Emry Downinghall, SVP of programmatic revenue and strategy, Unwind Media

To support its identity strategy, global media company Future, which operates websites like Tom’s Guide, TechRadar, and Who What Wear, has invested in single-sign-on technology and is exploring third-party solutions, such as OpenPass, which allows readers to sign in one time across any website that carries the technology. For Future, it’s a way to make the process more seamless for its readers.

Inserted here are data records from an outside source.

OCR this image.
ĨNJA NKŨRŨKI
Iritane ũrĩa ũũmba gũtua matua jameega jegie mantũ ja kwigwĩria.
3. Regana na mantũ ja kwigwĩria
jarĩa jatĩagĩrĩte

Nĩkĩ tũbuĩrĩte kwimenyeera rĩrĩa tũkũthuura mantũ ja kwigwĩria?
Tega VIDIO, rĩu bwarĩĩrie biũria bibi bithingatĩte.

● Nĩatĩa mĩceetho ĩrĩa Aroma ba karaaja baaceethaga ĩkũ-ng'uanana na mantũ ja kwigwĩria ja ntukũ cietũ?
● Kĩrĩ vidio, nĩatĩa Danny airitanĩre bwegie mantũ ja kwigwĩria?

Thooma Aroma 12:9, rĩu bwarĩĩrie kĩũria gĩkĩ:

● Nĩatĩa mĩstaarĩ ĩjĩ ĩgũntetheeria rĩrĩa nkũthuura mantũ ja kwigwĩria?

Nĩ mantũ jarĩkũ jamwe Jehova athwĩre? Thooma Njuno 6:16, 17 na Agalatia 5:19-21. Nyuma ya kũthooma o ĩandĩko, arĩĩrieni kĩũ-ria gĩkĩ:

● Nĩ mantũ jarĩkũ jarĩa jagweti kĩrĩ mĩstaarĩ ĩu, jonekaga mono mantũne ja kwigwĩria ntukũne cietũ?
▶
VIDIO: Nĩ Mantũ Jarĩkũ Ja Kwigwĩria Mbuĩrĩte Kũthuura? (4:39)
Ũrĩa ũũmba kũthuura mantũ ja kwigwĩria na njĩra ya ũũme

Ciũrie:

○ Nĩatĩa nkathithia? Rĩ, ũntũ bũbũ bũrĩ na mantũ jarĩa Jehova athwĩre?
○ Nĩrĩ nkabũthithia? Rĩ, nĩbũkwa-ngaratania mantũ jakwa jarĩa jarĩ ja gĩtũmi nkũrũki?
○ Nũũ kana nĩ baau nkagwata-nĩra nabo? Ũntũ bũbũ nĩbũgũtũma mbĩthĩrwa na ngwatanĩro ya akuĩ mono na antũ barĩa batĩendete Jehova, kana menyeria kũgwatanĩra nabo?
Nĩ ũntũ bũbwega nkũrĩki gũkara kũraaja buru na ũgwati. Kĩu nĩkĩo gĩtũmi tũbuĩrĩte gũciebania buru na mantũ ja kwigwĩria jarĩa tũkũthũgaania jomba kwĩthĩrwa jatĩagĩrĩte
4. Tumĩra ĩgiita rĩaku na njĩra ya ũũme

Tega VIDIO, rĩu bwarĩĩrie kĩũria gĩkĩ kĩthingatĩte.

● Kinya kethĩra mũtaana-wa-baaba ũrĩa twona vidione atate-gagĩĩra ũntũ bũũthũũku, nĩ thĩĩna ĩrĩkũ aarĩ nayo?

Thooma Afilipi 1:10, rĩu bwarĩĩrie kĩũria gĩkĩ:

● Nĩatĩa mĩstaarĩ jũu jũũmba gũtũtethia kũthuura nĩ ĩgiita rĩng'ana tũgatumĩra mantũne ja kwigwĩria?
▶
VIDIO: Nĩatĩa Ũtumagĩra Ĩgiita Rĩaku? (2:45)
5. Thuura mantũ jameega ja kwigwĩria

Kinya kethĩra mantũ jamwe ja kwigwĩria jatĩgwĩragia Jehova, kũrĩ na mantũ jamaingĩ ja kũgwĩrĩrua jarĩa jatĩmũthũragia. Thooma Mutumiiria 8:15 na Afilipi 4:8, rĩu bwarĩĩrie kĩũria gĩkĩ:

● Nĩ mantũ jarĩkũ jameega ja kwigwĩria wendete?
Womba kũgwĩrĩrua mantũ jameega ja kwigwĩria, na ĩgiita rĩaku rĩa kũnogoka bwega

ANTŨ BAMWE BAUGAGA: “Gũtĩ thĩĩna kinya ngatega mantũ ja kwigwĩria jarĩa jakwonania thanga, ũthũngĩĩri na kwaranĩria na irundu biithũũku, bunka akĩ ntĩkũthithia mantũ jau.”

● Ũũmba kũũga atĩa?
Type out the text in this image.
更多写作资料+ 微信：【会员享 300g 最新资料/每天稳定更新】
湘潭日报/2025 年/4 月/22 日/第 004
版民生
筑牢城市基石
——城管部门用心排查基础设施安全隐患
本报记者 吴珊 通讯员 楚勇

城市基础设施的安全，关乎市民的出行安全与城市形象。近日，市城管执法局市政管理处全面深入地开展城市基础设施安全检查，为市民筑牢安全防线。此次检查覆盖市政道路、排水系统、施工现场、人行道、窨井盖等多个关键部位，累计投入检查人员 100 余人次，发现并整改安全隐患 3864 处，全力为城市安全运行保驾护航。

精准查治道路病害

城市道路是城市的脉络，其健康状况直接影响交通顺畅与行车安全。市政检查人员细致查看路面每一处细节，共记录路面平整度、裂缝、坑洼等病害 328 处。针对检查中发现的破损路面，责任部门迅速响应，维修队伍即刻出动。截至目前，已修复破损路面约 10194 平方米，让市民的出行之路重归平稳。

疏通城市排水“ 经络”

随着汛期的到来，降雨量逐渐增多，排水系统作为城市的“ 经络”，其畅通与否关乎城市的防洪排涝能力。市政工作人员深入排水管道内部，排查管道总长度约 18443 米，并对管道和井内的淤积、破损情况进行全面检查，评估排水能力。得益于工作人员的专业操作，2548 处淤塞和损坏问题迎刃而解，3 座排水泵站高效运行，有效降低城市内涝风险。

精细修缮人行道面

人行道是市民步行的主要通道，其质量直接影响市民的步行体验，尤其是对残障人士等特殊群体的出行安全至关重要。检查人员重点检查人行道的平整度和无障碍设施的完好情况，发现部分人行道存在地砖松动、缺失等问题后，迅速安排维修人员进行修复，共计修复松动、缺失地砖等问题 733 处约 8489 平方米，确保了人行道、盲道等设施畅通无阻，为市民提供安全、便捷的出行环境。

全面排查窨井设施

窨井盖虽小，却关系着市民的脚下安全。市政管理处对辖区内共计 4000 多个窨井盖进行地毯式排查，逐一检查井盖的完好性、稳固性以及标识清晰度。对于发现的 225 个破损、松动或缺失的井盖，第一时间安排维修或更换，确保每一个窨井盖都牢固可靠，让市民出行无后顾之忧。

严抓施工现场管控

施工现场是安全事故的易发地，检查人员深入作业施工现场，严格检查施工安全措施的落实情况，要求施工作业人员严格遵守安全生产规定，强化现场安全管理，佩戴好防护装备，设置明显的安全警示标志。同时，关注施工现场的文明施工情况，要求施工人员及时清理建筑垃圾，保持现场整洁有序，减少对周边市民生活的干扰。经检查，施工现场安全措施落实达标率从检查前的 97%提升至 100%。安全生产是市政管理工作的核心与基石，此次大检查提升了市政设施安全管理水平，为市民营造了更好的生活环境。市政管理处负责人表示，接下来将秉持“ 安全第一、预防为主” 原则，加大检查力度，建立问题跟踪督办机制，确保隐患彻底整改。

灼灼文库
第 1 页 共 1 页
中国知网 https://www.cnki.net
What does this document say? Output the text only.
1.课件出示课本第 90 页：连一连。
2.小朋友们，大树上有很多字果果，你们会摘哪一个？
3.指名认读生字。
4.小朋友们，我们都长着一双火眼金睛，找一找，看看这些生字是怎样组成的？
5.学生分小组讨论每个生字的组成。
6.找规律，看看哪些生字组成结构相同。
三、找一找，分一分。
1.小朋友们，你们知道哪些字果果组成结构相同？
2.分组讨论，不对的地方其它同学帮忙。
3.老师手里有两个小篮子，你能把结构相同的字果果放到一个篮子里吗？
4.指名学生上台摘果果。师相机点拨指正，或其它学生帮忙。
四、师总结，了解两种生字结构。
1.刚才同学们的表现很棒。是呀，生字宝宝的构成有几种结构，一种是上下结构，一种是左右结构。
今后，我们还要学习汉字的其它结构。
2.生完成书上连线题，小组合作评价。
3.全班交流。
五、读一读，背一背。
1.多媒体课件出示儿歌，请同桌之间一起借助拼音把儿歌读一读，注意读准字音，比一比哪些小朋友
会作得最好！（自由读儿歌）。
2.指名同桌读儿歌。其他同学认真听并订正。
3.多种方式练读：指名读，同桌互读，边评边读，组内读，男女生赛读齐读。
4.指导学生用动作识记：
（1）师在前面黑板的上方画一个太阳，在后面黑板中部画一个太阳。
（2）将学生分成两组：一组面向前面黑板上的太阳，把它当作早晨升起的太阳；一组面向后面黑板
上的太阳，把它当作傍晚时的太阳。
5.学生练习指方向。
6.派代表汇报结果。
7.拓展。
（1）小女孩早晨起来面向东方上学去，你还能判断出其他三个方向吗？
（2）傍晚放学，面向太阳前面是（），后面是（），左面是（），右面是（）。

“Building stronger relationships with our readers is good for business,” says Jeffrey Goldstein, VP of programmatic at Future. “It gives us better insight into understanding most importantly what drives their passions, and how we can support them on that journey.”

A move for transparency

Along with the goal of better-monetized audiences, publishers view the deprecation of cookies as a path forward in reclaiming some authority away from walled gardens like Google. “We believe that an integrated ID approach would allow publishers to control the collection and use of user data, thereby improving the user experience while ensuring greater transparency,” says Cyber Agent’s Kishishita.

“I do think that there is a reset button that gets hit here in a positive way for publishers, with the diversity of solutions in the ecosystem, which balances the equation a little bit from where it has been,” says Grant Whitmore, VP of ad tech and programmatic revenue, at publisher Advance Local, which runs several localized news sites across the U.S., like NJ.com and The Oregonian.

Whitmore still expects to see plenty of cookie-based audience buying into the second quarter of 2024, due to the difficulty of buyers not being able to show the immediate results they want. But by July, he predicts more switchover in marketers’ implementation of identity solutions as cookies continue to deprecate. “The old patterns will prevail until they no longer exist,” he says “We’re hoping to see a lot more than what we’ve seen today. Adoption needs to happen.”

“If we need to make this change for the long-term benefit of the open web and monetization on the open web. What better time?” asks Unwind’s Downinghall.